KL divergence, also known relative entropy, is a measure of how one probability distribution (say $Q$) differs from a reference probability distribution ($P$). It is a measure of the information lost when $Q(x)$ is used to approximate $P(x)$. The log can be base-2 to give units in “bits,” or the natural logarithm base-e with units in “nats.” When the divergence is 0, both distributions are identical.

The Least Square approach is optimal when the approximation error is normally distributed but can lead to wrong results when not.
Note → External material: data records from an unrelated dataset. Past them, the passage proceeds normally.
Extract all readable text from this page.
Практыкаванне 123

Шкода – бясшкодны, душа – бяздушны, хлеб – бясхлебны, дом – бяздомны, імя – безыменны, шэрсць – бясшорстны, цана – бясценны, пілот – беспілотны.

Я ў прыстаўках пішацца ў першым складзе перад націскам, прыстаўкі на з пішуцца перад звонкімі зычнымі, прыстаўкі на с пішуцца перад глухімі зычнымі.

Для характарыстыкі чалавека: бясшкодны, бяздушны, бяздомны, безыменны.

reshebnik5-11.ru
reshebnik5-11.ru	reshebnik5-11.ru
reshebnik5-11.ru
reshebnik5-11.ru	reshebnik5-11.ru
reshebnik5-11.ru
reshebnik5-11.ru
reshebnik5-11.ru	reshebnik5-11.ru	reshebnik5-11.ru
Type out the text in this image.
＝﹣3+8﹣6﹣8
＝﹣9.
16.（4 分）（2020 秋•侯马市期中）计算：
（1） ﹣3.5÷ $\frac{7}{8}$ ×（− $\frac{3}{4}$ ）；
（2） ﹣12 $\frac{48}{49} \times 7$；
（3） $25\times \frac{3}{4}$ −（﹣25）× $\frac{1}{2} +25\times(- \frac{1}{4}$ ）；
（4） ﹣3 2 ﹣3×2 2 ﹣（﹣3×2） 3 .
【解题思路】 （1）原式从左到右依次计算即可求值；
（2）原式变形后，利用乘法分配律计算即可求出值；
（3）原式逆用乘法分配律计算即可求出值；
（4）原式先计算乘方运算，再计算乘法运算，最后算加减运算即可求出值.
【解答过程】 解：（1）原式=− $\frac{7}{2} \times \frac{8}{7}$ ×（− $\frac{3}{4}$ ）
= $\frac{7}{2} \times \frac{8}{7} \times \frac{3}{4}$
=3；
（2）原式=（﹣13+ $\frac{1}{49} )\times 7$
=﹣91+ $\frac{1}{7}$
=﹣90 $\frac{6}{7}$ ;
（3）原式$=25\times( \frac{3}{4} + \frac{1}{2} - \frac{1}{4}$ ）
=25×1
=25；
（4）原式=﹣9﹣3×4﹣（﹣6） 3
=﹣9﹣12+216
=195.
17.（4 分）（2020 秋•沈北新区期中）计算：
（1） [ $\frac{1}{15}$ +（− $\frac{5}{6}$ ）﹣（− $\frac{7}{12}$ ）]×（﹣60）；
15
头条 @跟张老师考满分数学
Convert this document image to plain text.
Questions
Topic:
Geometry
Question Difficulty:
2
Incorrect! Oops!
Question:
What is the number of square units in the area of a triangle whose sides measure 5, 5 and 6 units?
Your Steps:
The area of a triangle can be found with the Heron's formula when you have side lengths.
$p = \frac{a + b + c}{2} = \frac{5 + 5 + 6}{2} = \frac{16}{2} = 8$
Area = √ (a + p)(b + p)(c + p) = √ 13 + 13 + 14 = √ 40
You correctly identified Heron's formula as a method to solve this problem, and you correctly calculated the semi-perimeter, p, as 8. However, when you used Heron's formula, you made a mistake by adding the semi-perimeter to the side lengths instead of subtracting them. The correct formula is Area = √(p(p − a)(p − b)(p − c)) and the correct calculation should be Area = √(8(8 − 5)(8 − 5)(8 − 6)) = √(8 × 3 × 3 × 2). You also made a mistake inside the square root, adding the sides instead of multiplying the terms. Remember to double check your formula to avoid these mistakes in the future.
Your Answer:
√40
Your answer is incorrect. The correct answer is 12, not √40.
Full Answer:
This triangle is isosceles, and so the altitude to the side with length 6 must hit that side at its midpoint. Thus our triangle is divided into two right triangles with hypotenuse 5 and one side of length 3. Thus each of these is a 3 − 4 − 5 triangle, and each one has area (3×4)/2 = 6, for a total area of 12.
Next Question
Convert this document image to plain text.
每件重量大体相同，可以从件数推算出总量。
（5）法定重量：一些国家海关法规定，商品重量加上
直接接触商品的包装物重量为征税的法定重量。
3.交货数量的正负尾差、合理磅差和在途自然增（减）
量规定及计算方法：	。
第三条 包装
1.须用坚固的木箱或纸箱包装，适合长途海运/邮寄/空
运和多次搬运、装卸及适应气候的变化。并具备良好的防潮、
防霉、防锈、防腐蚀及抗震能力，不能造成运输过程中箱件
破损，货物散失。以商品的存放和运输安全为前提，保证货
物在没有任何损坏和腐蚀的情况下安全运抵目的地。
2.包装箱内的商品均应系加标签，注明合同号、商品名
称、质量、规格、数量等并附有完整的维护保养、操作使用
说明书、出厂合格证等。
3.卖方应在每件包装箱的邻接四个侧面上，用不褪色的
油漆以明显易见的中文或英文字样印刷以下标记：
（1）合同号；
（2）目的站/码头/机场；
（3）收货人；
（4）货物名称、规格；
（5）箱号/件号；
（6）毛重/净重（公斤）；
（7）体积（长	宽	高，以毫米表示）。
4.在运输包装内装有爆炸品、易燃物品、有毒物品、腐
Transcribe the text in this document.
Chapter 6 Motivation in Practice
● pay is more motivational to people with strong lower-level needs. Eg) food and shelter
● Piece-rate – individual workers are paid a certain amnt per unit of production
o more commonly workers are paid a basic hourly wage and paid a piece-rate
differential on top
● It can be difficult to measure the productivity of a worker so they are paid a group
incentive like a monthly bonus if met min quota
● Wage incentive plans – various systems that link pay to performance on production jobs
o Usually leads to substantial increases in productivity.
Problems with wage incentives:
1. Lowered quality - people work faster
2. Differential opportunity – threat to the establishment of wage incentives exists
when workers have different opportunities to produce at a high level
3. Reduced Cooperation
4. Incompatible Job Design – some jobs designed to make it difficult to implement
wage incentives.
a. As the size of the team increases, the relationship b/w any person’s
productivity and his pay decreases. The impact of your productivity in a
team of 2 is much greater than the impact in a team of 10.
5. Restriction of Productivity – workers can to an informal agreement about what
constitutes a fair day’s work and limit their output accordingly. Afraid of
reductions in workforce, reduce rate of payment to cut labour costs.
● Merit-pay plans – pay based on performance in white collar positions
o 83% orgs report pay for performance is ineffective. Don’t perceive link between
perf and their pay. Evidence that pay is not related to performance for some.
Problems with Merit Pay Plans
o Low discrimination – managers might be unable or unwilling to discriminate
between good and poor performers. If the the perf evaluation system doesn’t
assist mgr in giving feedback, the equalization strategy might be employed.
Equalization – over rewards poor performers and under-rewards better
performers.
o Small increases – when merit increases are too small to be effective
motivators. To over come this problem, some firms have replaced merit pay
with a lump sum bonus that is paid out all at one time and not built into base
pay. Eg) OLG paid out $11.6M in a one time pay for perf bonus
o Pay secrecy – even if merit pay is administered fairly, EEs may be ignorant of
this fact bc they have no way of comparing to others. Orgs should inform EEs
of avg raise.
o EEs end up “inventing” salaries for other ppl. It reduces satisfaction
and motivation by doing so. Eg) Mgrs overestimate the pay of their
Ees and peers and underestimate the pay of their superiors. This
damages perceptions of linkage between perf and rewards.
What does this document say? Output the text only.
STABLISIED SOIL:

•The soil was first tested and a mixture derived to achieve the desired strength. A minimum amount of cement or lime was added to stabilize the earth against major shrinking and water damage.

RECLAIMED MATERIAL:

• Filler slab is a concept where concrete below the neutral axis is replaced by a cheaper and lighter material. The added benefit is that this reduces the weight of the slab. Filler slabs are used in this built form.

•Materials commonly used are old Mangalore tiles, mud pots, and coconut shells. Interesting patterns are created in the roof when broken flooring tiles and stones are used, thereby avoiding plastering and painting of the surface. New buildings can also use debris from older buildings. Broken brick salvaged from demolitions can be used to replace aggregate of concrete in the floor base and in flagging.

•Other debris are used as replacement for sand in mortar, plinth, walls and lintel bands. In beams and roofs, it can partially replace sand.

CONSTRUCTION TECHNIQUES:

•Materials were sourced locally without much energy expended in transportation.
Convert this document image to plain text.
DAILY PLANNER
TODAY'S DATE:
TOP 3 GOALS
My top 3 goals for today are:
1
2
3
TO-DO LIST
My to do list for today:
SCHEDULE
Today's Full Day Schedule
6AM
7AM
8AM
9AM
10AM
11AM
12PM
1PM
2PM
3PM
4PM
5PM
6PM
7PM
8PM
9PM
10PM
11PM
KL divergence is a more robust solution.
Important to note that, $P$ and $Q$ can be totally different distributions with different parameters ($\theta$ and $\phi$).

if random variable $x \in X$, and the probabilities are $P(x)$ and $Q(x)$, one could naively write the difference as:

$$ P_\theta(x) - Q_\phi(x)$$

Taking log, to get log likelihood ratio:

$$log P_\theta(x) - log Q_\phi(x) = log \left( \frac{P_\theta(x)}{Q_\phi(x)} \right)$$

$\frac{P_\theta(x)}{Q_\phi(x)}$ is the likelihood ratio.

So, the Expected value of log likelihood ratio, which is the KL-Divergence, we weight it by the probability of reference distribution:

$$ D_{KL}[P_\theta || Q_\phi] = \sum_{x \in X} P_\theta(x)log \left( \frac{P_\theta(x)}{Q_\phi(x)} \right) $$

And it is straightforward to implement in python

def kl_divergence(p_probs, q_probs):
    """"KL (p || q)"""
    kl_div = p_probs * np.log(p_probs / q_probs)
    return np.sum(kl_div)

#test
n = 15
uniform_data = np.full(n, 1.0 / n)

index = np.arange(n)
p = uniform_data.dot(index)/n
binom_data = binom.pmf(index, n, p)

print("KL- Divergence is: ", kl_divergence(binom_data, uniform_data))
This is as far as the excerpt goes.